Другой, сосредоточенно сдвинув брови и не отрывая глаз от своих ног, выкидывает что-то неописуемое. То они у него делают какие-то рисунки, на пятках, плашмя, боком, на носках, заплетаются и расплетаются ходуном, описывают кривые линии, углы, а рыжая громадная борода его треплется во все стороны, и заломленная на затылок папаха ездит с бекреня на бекрень…

Сменил казака бурят. Этот внёс в пляску что-то медлительное, тяжёлое. Заговорил я с ним, — не понимает по-русски. Другой бурят стремительно на пятках прошёлся по кругу и ахнул так, что толпа вздрогнула, и остановился вкопанный.

А гармоника заливалась всё задорнее, так что и китаец-манза не выдержал, ворвался в круг и давай что-то отрабатывать носками и руками. Казаки смотрели на него и одобряли.

— Ишь как, молодец!.. Ну-ка ещё, ходя![1]
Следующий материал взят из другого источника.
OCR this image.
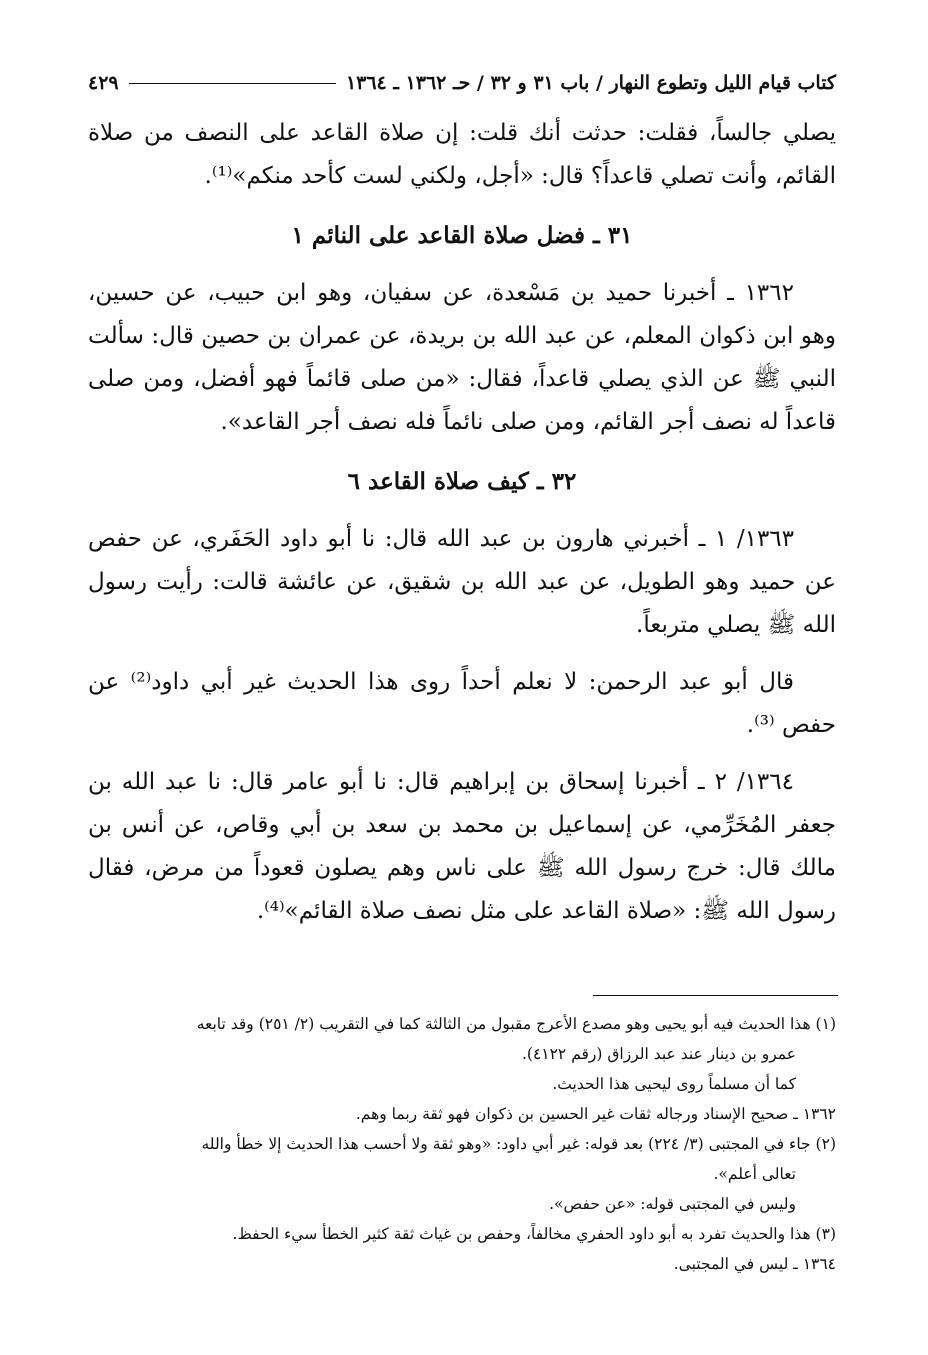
كتاب قيام الليل وتطوع النهار / باب ٣١ و ٣٢ / حـ ١٣٦٢ ـ ١٣٦٤
٤٢٩

يصلي جالساً، فقلت: حدثت أنك قلت: إن صلاة القاعد على النصف من صلاة القائم، وأنت تصلي قاعداً؟ قال: «أجل، ولكني لست كأحد منكم»⁽¹⁾.

٣١ ـ فضل صلاة القاعد على النائم ١

١٣٦٢ ـ أخبرنا حميد بن مَسْعدة، عن سفيان، وهو ابن حبيب، عن حسين، وهو ابن ذكوان المعلم، عن عبد الله بن بريدة، عن عمران بن حصين قال: سألت النبي ﷺ عن الذي يصلي قاعداً، فقال: «من صلى قائماً فهو أفضل، ومن صلى قاعداً له نصف أجر القائم، ومن صلى نائماً فله نصف أجر القاعد».

٣٢ ـ كيف صلاة القاعد ٦

١٣٦٣/ ١ ـ أخبرني هارون بن عبد الله قال: نا أبو داود الحَفَري، عن حفص عن حميد وهو الطويل، عن عبد الله بن شقيق، عن عائشة قالت: رأيت رسول الله ﷺ يصلي متربعاً.

قال أبو عبد الرحمن: لا نعلم أحداً روى هذا الحديث غير أبي داود⁽²⁾ عن حفص ⁽³⁾.

١٣٦٤/ ٢ ـ أخبرنا إسحاق بن إبراهيم قال: نا أبو عامر قال: نا عبد الله بن جعفر المُخَرِّمي، عن إسماعيل بن محمد بن سعد بن أبي وقاص، عن أنس بن مالك قال: خرج رسول الله ﷺ على ناس وهم يصلون قعوداً من مرض، فقال رسول الله ﷺ: «صلاة القاعد على مثل نصف صلاة القائم»⁽⁴⁾.

(١) هذا الحديث فيه أبو يحيى وهو مصدع الأعرج مقبول من الثالثة كما في التقريب (٢/ ٢٥١) وقد تابعه
عمرو بن دينار عند عبد الرزاق (رقم ٤١٢٢).
كما أن مسلماً روى ليحيى هذا الحديث.
١٣٦٢ ـ صحيح الإسناد ورجاله ثقات غير الحسين بن ذكوان فهو ثقة ربما وهم.
(٢) جاء في المجتبى (٣/ ٢٢٤) بعد قوله: غير أبي داود: «وهو ثقة ولا أحسب هذا الحديث إلا خطأ والله
تعالى أعلم».
وليس في المجتبى قوله: «عن حفص».
(٣) هذا والحديث تفرد به أبو داود الحفري مخالفاً، وحفص بن غياث ثقة كثير الخطأ سيء الحفظ.
١٣٦٤ ـ ليس في المجتبى.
Одобренный манза заприседал к пущему восторгу своих чёрно-жёлтых соотечественников.

— Откуда он?

— Из Чифу! Рабочий…

Жизнерадостный и добродушный народ. Добродушный, разумеется, до поры до времени. Когда его страсти возбуждены, он делается совсем иным. Сам не ценит своей жизни, да и чужую ни во что не ставит.

Сестра милосердия

Святые подвижницы! В какой нравственной красоте, назло годам и расстоянию, вы вспоминаетесь мне теперь, когда я смотрю на новое поколение таких же, какими были вы, девушек и женщин, идущих скромно на кровавую ниву близкого будущего… В той боевой страде, которую пережили мы двадцать семь лет назад, сколько вас ушло в далёкие могилы, в братские могилы, давным-давно позабытые и поросшие бурьяном чужбины. Ни ваших имён, ни ваших лиц не сохранилось ни у кого в памяти. Пришли на подвиг, свершили его и легли рядом с солдатом, таким же забытым, безымянным…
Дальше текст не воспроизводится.